Gulf states, meanwhile, worry that he will fail. Faisal bin Farhan, the Saudi foreign minister, supported maximum pressure during Mr Trump’s first term; now he talks cheerily about how Saudi Arabia’s relations with Iran are “on the right path”. The Saudis are keen to avoid a repeat of Mr Trump’s first term, when Iran targeted their oilfields. Prince Faisal visited Iran last summer, the first such trip in seven years. There is talk of joint military exercises.
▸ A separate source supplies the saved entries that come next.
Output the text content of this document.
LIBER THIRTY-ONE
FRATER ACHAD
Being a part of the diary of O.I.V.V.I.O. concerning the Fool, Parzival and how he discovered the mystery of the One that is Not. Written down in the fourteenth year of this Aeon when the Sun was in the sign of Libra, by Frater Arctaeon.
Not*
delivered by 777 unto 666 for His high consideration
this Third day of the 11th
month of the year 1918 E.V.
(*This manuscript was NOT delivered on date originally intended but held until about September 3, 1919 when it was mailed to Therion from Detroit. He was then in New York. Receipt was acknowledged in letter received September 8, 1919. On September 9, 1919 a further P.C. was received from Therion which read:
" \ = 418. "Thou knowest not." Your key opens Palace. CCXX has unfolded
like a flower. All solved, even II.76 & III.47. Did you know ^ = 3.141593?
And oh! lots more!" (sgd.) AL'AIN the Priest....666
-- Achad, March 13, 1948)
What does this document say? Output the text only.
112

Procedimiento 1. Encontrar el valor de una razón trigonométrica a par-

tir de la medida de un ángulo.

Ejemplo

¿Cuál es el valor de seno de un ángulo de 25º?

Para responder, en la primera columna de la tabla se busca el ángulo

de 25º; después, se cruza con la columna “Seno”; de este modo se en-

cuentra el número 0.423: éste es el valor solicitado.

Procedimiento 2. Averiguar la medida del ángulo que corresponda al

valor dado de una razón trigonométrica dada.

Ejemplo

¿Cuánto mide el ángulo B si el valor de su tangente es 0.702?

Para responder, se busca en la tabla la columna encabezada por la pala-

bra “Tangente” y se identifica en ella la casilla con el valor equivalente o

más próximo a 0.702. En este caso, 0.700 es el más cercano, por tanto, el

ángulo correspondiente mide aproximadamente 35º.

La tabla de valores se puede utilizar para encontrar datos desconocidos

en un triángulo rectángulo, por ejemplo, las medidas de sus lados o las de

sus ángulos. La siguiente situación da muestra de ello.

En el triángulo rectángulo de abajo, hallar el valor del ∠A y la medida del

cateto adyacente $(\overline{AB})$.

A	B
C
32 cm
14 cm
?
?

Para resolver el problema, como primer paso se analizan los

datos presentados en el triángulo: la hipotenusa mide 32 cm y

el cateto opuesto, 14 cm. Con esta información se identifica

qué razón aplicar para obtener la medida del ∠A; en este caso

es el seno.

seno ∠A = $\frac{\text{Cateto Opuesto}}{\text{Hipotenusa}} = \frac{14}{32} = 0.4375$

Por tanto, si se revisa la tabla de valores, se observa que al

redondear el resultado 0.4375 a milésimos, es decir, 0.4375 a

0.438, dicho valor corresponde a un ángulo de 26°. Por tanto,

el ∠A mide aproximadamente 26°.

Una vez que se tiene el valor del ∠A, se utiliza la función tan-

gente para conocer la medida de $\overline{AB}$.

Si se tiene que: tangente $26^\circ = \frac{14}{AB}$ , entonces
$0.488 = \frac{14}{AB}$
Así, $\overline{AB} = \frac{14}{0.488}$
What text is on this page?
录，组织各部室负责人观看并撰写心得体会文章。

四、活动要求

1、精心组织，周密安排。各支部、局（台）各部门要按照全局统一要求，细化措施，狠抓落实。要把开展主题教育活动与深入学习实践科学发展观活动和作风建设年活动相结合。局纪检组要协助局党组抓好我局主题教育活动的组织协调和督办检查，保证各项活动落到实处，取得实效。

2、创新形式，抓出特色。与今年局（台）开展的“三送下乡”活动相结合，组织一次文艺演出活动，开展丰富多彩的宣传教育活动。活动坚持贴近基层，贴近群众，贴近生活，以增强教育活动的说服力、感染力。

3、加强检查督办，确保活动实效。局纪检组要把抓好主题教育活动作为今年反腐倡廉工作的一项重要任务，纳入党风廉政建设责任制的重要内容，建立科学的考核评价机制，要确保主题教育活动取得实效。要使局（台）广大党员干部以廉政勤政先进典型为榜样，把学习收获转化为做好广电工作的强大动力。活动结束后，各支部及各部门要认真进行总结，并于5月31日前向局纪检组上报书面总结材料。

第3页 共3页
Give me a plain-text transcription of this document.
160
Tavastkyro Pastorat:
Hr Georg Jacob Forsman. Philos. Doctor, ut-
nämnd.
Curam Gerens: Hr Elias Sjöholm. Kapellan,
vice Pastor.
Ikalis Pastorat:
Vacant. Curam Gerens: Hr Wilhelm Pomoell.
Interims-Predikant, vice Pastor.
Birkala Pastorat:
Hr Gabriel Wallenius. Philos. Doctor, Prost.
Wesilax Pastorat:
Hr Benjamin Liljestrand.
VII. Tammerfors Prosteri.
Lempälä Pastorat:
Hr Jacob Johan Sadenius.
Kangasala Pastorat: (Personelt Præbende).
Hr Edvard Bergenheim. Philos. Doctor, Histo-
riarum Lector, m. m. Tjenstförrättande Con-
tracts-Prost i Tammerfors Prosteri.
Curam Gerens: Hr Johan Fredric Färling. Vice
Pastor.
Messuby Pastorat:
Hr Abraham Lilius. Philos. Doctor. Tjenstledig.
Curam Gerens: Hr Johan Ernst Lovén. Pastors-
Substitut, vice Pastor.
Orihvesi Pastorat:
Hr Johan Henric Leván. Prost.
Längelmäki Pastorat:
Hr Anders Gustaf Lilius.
The kingdom has also tried to distance itself from Israel. At a conference in Riyadh earlier this month, Muhammad bin Salman, the crown prince, condemned Israel not only for its wars in Gaza and Lebanon but also for its recent air strikes on Iran. The Saudis worry that Mr Trump may want them to cut ties with Iran and have urged the coming administration not to shatter their fragile detente. With the Middle East mired in an ever-widening war, few are in the mood to take risks.